Artribune Podcast: Gian Maria Tosatti per Monologhi al Telefono
A pochi giorni dall’inaugurazione del suo padiglione alla Biennale di Venezia, Gian Maria Tosatti è il protagonista del nuovo appuntamento di Monologhi al telefono a cura di Donatella Giordano
Per la prima volta un solo artista al Padiglione Italia alla Biennale di Venezia. Con una tale responsabilità Gian Maria Tosatti (Roma, 1980) mette in campo le sue competenze insieme ad una squadra di circa quaranta persone. Conosciuto per le sue grandi installazioni site-specific, l’artista sceglie di impiegare tutto lo spazio a sua disposizione (duemila metri quadri) per ricreare uno scenario industriale degli anni ‘60-70. Un pretesto per riflettere su grandi tematiche come l’equilibrio tra uomo e natura, tra sviluppo sostenibile e territorio, tra etica e profitto.
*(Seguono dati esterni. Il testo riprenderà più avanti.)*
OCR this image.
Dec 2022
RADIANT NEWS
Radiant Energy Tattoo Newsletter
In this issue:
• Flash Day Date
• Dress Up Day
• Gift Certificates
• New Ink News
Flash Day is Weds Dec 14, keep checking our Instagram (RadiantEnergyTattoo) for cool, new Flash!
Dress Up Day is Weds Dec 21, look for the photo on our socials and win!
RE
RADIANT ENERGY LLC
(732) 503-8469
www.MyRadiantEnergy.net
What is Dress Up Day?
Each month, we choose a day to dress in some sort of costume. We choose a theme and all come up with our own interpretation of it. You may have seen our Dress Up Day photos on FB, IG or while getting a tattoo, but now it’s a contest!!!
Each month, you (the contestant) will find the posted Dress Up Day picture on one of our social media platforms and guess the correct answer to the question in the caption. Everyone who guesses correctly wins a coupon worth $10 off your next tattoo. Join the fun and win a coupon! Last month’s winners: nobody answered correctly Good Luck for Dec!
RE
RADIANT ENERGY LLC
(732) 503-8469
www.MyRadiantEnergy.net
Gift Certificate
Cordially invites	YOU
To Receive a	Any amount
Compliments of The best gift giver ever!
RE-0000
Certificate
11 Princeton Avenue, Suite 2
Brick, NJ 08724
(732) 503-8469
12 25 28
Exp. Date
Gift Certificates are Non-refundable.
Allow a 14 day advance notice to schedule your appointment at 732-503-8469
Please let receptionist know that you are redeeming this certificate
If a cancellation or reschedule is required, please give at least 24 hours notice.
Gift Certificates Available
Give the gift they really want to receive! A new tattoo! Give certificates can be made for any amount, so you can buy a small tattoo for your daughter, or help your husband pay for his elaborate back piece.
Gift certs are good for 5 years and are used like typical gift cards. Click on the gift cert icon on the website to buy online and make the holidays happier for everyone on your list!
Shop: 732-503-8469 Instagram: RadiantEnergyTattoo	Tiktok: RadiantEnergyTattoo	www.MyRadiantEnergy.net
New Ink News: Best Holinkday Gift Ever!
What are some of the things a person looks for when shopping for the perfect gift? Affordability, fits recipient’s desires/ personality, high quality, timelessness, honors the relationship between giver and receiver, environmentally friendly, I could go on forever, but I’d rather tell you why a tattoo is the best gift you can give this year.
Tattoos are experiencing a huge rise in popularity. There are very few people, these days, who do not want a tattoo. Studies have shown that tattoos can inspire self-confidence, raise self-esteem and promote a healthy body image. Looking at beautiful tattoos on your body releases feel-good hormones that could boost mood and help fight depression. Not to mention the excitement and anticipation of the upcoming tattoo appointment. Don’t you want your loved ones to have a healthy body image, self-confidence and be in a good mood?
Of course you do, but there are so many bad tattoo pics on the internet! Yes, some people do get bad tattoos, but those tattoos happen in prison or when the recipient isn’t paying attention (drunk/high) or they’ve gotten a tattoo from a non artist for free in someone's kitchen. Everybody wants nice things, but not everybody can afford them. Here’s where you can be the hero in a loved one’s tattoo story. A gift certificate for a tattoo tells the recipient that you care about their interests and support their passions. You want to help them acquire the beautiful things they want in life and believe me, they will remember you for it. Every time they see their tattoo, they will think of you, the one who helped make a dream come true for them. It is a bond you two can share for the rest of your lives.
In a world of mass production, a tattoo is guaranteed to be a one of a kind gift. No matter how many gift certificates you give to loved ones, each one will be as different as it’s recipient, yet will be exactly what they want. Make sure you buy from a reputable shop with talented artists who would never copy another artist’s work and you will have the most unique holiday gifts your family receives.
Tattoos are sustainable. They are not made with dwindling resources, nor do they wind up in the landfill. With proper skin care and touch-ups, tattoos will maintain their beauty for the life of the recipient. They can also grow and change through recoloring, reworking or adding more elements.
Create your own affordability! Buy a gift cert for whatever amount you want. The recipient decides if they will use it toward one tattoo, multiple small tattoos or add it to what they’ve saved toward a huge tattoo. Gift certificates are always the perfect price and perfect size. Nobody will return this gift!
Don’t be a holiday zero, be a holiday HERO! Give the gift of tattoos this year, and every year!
Ha funzionato? Certamente sì. Di fatto è stato uno dei padiglioni più discussi, nel bene e nel male.
Ascolta “Gian Maria Tosatti – Monologhi al Telefono di Donatella Giordano” su Spreaker.
IL MONOLOGO DI GIAN MARIA TOSATTI
Con “Storia della Notte e Destino delle Comete“, l’installazione a cura di Eugenio Viola che occupa interamente il Padiglione Italia all’Arsenale, Gian Maria Tosatti propone un viaggio nell’Italia industriale attraverso l’acquisizione di macchine provenienti da fabbriche fallite comprate in liquidazione. Nel suo monologo al telefono l’artista racconta l’intento del suo progetto che è quello di realizzare un “dispositivo confessionale” che metta in relazione lo spettatore con qualcosa che lo riguardi personalmente, poiché veniamo tutti da: “storie di lavoro, storie che hanno a che fare con i nostri sogni, con i sogni che abbiamo costruito e che continuiamo a costruire, forse con gli errori che facciamo e in cui cadiamo continuamente”, dichiara l’artista. Si tratta, dunque, di una metafora: “Abbiamo usato l’industria per parlare di altro”, dice concludendo, “tutto questo non è altro che un pretesto per continuare a parlare di noi, cercando le parole giuste per potersi dire veramente qualcosa”. Un unico spazio in cui restare soli, sigillati all’interno di un’esperienza collettiva, tra gli odori e i rumori di un premeditato déjà-vu, “Senza Fine”.